In pratica: può essere utile la mascherina per limitare il contagio da parte degli asintomatici che la indossino (ma secondo l'Oms sono un numero molto limitato di casi), ma è molto più importante il mantenimento delle distanze e il lavaggio frequente delle mani (è la stessa posizione sostenuta l'altro giorno dal capo della Protezione civile, Angelo Borrelli, per la quale era stato bersaglio di critiche). Aggiunge l'Organizzazione mondiale della sanità: «L'uso di mascherine può creare un falso senso di sicurezza e il rischio di trascurare altri elementi essenziali».

ROBERTO BURIONI

 

Quattro giorni fa il dottor Mike Ryan dell'Oms aveva però detto che «ci sono delle circostanze nelle quali l'uso di mascherine - anche fatte in casa e di tessuto - all'interno di una comunità può aiutare nella risposta complessiva a questa malattia». Aveva precisato che tutelano non chi la indossa, ma chi è vicino.

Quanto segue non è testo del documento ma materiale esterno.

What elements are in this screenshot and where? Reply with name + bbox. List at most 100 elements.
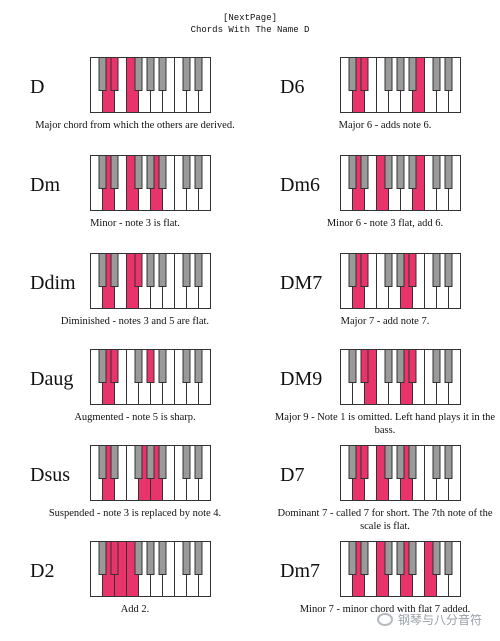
black-key [158,253,167,287]
black-key [408,57,417,91]
black-key [384,349,393,383]
black-key [182,349,191,383]
black-key [98,445,107,479]
black-key [146,155,155,189]
black-key [396,57,405,91]
black-key [444,155,453,189]
wechat-icon [376,613,393,626]
black-key [194,155,203,189]
black-key [146,541,155,575]
chord-description: Major 7 - add note 7. [340,316,430,327]
black-key [194,57,203,91]
black-key [348,57,357,91]
chord-name: D7 [280,464,305,486]
page-title: Chords With The Name D [190,25,310,35]
black-key [158,349,167,383]
black-key [134,445,143,479]
chord-description: Major chord from which the others are de… [35,120,235,131]
black-key [396,349,405,383]
chord-description: Dominant 7 - called 7 for short. The 7th… [277,508,493,532]
black-key [194,541,203,575]
black-key [194,349,203,383]
keyboard-diagram [90,541,211,597]
chord-card: D6 Major 6 - adds note 6. [250,57,500,157]
black-key [110,541,119,575]
watermark: 钢琴与八分音符 [376,611,482,628]
black-key [182,57,191,91]
chord-description: Diminished - notes 3 and 5 are flat. [60,316,210,327]
black-key [444,349,453,383]
chord-name: Ddim [30,272,76,294]
keyboard-diagram [90,349,211,405]
chord-card: DM9 Major 9 - Note 1 is omitted. Left ha… [250,349,500,449]
black-key [110,57,119,91]
chord-description: Augmented - note 5 is sharp. [74,412,196,423]
keyboard-diagram [340,155,461,211]
black-key [432,57,441,91]
chord-name: D [30,76,45,98]
black-key [432,349,441,383]
black-key [158,57,167,91]
chord-card: Dm6 Minor 6 - note 3 flat, add 6. [250,155,500,255]
next-page-link[interactable]: [NextPage] [222,13,277,23]
black-key [146,445,155,479]
chord-name: DM9 [280,368,323,390]
black-key [444,541,453,575]
black-key [134,349,143,383]
black-key [396,445,405,479]
black-key [408,349,417,383]
black-key [110,445,119,479]
black-key [444,445,453,479]
keyboard-diagram [90,253,211,309]
black-key [348,155,357,189]
chord-name: Dsus [30,464,71,486]
chord-card: DM7 Major 7 - add note 7. [250,253,500,353]
black-key [146,253,155,287]
black-key [444,253,453,287]
black-key [158,541,167,575]
black-key [432,445,441,479]
black-key [194,445,203,479]
keyboard-diagram [90,57,211,113]
chord-card: Dm7 Minor 7 - minor chord with flat 7 ad… [250,541,500,641]
black-key [408,155,417,189]
chord-description: Major 9 - Note 1 is omitted. Left hand p… [274,412,496,436]
black-key [98,349,107,383]
black-key [98,57,107,91]
black-key [134,57,143,91]
black-key [348,541,357,575]
black-key [432,253,441,287]
black-key [396,541,405,575]
black-key [134,155,143,189]
keyboard-diagram [90,155,211,211]
chord-description: Minor - note 3 is flat. [90,218,180,229]
chord-description: Suspended - note 3 is replaced by note 4… [48,508,222,519]
black-key [146,349,155,383]
black-key [348,445,357,479]
black-key [360,253,369,287]
keyboard-diagram [340,57,461,113]
chord-description: Major 6 - adds note 6. [338,120,432,131]
keyboard-diagram [340,253,461,309]
black-key [408,541,417,575]
watermark-text: 钢琴与八分音符 [397,613,482,627]
keyboard-diagram [340,445,461,501]
chord-card: Ddim Diminished - notes 3 and 5 are flat… [0,253,250,353]
keyboard-diagram [340,349,461,405]
chord-name: Daug [30,368,74,390]
chord-card: D2 Add 2. [0,541,250,641]
chord-card: Dsus Suspended - note 3 is replaced by n… [0,445,250,545]
chord-name: DM7 [280,272,323,294]
black-key [396,253,405,287]
black-key [134,253,143,287]
black-key [360,541,369,575]
black-key [98,253,107,287]
chord-card: Dm Minor - note 3 is flat. [0,155,250,255]
chord-card: Daug Augmented - note 5 is sharp. [0,349,250,449]
black-key [98,541,107,575]
black-key [98,155,107,189]
black-key [384,445,393,479]
black-key [408,253,417,287]
chord-name: D6 [280,76,305,98]
page-header: [NextPage] Chords With The Name D [0,12,500,36]
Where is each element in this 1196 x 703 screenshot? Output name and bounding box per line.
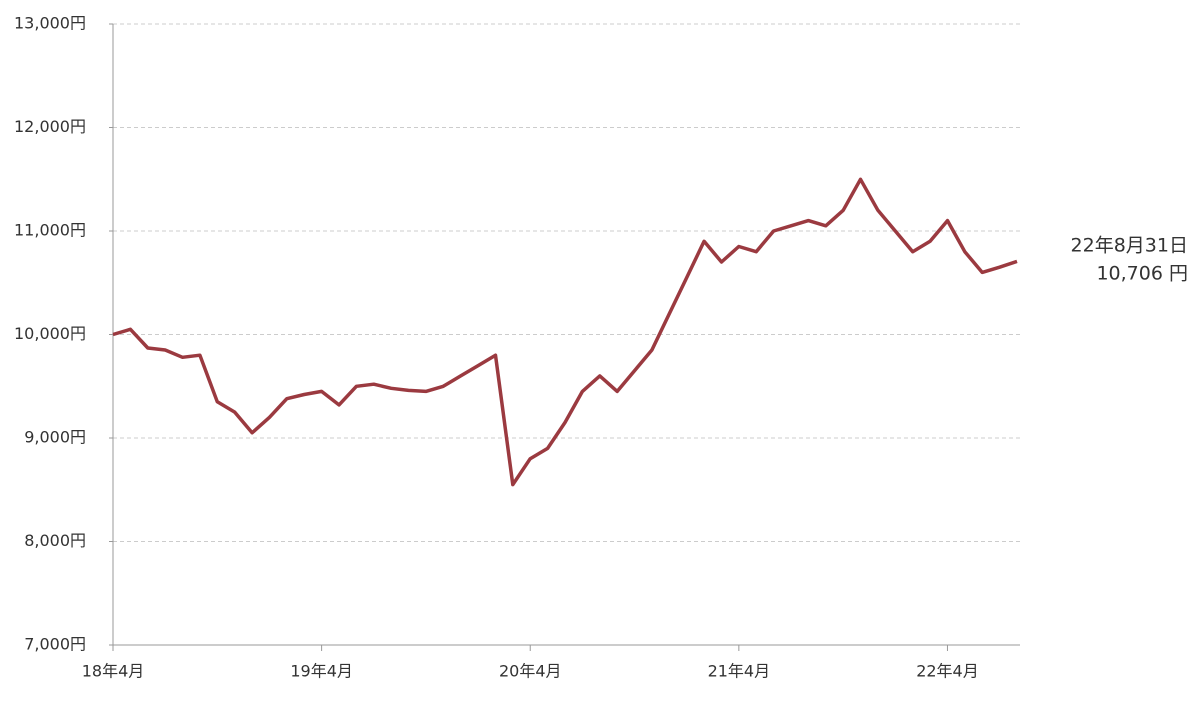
y-tick-label: 13,000円 [14, 14, 86, 33]
x-tick-label: 22年4月 [916, 662, 979, 681]
y-tick-label: 8,000円 [24, 531, 86, 550]
x-tick-label: 18年4月 [82, 662, 145, 681]
x-tick-label: 19年4月 [290, 662, 353, 681]
y-tick-label: 10,000円 [14, 324, 86, 343]
y-tick-label: 12,000円 [14, 117, 86, 136]
x-tick-label: 21年4月 [708, 662, 771, 681]
y-tick-label: 9,000円 [24, 428, 86, 447]
end-date: 22年8月31日 [1071, 235, 1188, 257]
x-tick-label: 20年4月 [499, 662, 562, 681]
y-tick-label: 11,000円 [14, 221, 86, 240]
end-value: 10,706 円 [1096, 263, 1188, 285]
price-line [112, 177, 1018, 487]
y-tick-label: 7,000円 [24, 635, 86, 654]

È pur vero, a livello logico, che se tutti sui proteggono, si riducono le possibilità che un asintomatico involontariamente diffonda il coronavirus. Rezza dell'Iss: «Se vado per strada e non c'è distanziamento sociale tendo a utilizzarla e ho piacere che altri la utilizzano, ma la misura principale rimane il distanziamento sociale».